Nacak gazetesi 4 Ekim 1963”

***

4 Ekim 1963 tarihinde haftalık Nacak gazetesinde çıkan yazım bu! Üniversiteyi bitirdikten hemen sonra kaleme almıştım. Dil bakımından epeyce eskiyen bir yazı olmuş. 60 yıl içinde çok değişmiş dil!
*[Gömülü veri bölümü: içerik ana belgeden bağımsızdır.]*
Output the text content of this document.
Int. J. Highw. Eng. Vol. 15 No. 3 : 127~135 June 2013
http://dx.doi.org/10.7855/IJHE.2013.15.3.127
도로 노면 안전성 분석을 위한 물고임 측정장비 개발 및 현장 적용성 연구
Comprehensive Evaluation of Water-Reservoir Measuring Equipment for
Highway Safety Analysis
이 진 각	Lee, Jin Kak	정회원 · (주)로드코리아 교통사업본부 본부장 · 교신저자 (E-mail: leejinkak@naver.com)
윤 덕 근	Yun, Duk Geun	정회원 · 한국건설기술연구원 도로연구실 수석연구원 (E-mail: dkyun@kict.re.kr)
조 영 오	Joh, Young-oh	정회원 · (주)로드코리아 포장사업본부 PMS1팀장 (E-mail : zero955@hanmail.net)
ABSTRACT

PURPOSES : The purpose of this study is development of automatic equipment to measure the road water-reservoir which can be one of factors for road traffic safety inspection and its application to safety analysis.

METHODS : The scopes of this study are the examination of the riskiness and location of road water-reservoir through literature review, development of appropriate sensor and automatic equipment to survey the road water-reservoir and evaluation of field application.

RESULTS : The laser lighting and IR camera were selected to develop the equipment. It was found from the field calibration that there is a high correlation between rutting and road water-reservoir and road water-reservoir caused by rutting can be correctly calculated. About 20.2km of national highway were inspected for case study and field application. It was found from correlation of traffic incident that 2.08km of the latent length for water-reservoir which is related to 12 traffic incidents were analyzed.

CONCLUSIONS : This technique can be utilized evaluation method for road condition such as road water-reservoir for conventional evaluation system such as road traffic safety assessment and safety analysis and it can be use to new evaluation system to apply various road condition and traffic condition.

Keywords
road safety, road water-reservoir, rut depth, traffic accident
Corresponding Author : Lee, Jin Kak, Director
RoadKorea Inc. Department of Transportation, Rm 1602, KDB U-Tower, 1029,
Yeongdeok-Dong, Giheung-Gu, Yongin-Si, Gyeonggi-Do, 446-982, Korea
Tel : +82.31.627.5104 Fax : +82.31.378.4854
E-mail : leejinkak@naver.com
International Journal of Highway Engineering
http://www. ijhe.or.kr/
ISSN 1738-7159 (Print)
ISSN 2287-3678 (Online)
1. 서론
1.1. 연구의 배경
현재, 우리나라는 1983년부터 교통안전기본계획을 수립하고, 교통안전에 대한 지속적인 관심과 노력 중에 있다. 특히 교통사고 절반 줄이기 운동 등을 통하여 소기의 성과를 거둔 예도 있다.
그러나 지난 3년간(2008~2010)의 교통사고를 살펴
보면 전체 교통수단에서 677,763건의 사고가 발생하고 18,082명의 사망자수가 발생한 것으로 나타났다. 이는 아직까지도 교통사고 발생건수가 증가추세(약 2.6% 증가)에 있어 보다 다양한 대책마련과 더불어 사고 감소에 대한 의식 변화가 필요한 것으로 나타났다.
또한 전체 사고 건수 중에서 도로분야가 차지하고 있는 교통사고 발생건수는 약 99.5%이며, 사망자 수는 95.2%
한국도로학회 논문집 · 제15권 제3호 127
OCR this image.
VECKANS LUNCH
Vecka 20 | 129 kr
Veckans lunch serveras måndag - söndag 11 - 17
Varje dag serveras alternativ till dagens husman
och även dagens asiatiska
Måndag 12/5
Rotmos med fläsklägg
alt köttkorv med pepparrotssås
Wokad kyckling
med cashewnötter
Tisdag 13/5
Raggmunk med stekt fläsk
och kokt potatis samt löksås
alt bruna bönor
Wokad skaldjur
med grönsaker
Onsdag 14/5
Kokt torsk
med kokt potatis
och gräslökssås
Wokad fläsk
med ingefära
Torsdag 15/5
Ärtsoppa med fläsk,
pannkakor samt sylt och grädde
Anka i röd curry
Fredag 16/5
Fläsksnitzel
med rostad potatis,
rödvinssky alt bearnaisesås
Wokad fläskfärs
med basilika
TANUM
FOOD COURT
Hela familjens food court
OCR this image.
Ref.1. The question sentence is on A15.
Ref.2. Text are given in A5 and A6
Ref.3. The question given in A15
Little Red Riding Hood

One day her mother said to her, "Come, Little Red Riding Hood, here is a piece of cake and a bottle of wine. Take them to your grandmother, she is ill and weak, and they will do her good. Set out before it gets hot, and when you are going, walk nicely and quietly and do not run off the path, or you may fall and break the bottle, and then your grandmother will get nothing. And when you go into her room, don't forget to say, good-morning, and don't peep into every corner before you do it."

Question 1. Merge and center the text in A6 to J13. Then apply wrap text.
Buna karşı yazının içeriğindeki “öz”ün, günümüzde de geçerliliğini -hem de güçlü biçimde-  koruduğunu düşünüyorum.
 “Selam verdim, rüşvet değildir deyu almadılar” der Fuzulî yüzyıllar öncesinden! (16’ncı yüzyıldan)
Bu sözü söyleyecek duruma gelmemizi istemem, kimse istemez ancak beni 60 yıl önce yazdığım bir yazıyı yeniden paylaşmaya iten ana etkenin, günümüzde çokça konuşulan, çok konuşulduğu için çokça var olduğu varsayılan “rüşvet,” -ya da yazıda kullanıldığı biçimde “hediye alışverişi-” algısının toplumda güçlü biçimde yerleşmiş olduğunu belirmem gerekir!